Assim, após o levantamento dos discursos em todas estas obras, contabilizámos cerca de quatro dezenas e meia de arengas navais, sendo Castanheda o mais representativo com 52% dos discursos, ao passo que no outro extremo, Barros contribui com 2 discursos. Cremos que para a expressão de Castanheda contribuem dois factores: desde logo, porque a base de recrutamento em Castanheda é superior à dos restantes, 8 livros integrais; em segundo lugar, a proximidade temporal com que escreve e o contacto com testemunhos de protagonistas, sobretudo fidalgos e capitães, que a sua condição social facilitava, como afirma no prólogo do Livro III, permitiram-lhe elaborar estas arengas, num clima ainda de exaltação patriótica. Outro facto que sobressai da análise dos dados, é que, ao contrário da historiografia latina cujos autores preferem o estilo indirecto,[3] no presente corpus, cerca de 70% das arengas estão em estilo directo. Pensamos que para essa cifra contribuiu o advento do Humanismo, que ao contrário do que seria de esperar, levou a que um grupo de autores prescindisse de escrever em Latim, para escrever exclusivamente em vernáculo. Poetas e historiadores usaram o Português como única língua pois admitiram que a sua língua estava apta suficientemente para relatar os feitos da história pátria. Ora, quer em termos sintácticos, quer em termos de impacto emotivo sobre o leitor, o estilo directo em Português adquire maior vivacidade. Acresce que, um discurso em estilo directo proporciona ao narrador veicular uma determinada ideologia sem que o mesmo fique demasiadamente comprometido com a mesma.

Para encerrarmos este ponto, falta-nos tratar de uma questão de importância crucial: identificar o tipo ou tipos de arengas que são privilegiados no corpus em análise. Dada a sua heterogeneidade compositiva, a crítica especializada ainda não reuniu consenso em torno de uma tipologia estável de arengas para a historiografia clássica, tal como afirma Iglesias Zoido (2008a: 38) no ha de extrañar que la crítica haya planteado diferentes posibilidades de clasificasión tipológica. Este mesmo estudioso, na continuação daquela sua investigação, apresenta-nos as mais significativas propostas de classificação tipológica que ao largo do século XX foram surgindo para a historiografia clássica. Assim Usher (1969) toma como critério, a moral das tropas, para inventariar três tipos de arengas. Claro que diante de diferentes estados anímicos, o general há-de certamente também pronunciar arengas com conteúdos diversos, teoria que não reúne consenso por parte dos historiadores.

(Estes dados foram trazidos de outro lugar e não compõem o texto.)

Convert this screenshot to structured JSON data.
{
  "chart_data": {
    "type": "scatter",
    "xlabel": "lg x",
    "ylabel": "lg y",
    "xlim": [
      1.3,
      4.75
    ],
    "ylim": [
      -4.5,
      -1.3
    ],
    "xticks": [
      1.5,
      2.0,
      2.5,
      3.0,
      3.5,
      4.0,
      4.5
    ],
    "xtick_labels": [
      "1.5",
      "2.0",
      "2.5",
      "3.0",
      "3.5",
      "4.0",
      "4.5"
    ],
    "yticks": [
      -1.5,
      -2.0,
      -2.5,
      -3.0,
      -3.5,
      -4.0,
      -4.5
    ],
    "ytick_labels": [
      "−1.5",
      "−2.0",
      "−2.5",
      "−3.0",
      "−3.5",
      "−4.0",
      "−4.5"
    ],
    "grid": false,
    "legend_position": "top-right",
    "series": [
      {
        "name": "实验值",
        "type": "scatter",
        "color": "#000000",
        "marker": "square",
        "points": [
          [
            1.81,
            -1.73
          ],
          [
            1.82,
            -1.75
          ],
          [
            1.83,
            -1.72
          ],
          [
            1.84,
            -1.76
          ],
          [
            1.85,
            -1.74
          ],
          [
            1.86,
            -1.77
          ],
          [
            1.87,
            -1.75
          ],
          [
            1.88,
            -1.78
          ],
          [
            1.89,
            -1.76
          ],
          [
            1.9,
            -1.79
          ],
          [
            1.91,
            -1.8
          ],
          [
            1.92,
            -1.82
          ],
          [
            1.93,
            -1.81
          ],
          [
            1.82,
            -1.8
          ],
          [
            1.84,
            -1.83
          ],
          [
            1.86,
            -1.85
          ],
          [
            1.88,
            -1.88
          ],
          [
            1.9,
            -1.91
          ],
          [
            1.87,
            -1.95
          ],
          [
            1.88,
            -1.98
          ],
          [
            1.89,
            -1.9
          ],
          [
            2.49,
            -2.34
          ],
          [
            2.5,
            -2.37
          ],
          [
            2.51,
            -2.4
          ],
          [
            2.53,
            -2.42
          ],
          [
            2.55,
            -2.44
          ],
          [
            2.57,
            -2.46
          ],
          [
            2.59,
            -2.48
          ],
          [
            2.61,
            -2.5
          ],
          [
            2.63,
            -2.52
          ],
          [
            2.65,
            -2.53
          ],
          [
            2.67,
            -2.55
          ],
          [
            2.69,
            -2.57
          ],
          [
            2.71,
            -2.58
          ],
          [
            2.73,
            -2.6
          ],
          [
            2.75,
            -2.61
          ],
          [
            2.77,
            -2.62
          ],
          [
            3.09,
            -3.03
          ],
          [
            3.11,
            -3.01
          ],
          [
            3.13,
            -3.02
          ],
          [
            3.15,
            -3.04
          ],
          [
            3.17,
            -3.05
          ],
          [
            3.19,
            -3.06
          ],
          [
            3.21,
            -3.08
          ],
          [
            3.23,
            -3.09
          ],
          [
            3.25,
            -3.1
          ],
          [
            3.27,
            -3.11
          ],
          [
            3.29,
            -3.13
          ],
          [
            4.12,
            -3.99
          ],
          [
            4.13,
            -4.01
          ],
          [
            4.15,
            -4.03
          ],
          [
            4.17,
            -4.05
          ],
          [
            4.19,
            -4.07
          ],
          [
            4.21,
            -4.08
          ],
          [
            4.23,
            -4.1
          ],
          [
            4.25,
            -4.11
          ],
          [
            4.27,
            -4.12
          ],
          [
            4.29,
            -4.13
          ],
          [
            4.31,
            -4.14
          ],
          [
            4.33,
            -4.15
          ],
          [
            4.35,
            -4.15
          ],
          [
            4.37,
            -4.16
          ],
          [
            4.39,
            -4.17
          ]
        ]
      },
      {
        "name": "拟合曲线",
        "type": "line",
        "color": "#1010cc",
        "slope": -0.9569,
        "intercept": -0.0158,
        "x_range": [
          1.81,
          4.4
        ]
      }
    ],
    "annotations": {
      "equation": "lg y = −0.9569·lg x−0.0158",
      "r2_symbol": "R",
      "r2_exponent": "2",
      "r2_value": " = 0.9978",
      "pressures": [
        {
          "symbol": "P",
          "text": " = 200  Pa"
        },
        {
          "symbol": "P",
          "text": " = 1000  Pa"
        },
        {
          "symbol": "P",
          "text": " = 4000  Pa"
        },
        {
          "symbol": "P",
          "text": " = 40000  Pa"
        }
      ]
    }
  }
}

A proposta de Hansen (1993), mais complexa, uma vez que cruza vários vectores, como o tipo de emissor, situação do receptor, meio de transmissão da exortação e o contexto físico em que é pronunciada, apresenta quatro diferentes tipos de arengas clássicas. Apesar de mais completo, como aponta Iglesias Zoido (2008a: 39) não consegue compreender nem explicar a multiplicidade de discursos exortativos.

Postas as coisas nestes termos, temos de analisar cada arenga na sua individualidade, realizar un estudio más profundo de las características y contexto de cada una de las arengas insertas en las obras historiográficas para determinar con claridad su tipología, lo que nos muestra un amplio abanico de posibilidades desde el punto de vista pragmático, atendiendo al momento en que se pronuncia la arenga.[4] Assim sendo, temos de considerar as arengas pronunciadas antes, durante e depois da batalha e, dependendo dessa questão temporal, também os discursos variarão entre maior os menor extensão e conteúdo. Um discurso prévio à batalha, apresenta certamente uma componente didáctica mais ampla do que a componente exortativa, ao invés de uma arenga pronunciada no decurso da batalha, que terá de ser breve e fortemente exortativa. Uma arenga pronunciada após uma batalha terá um conteúdo epidíctico, louvor aos vencedores e consolação aos vencidos.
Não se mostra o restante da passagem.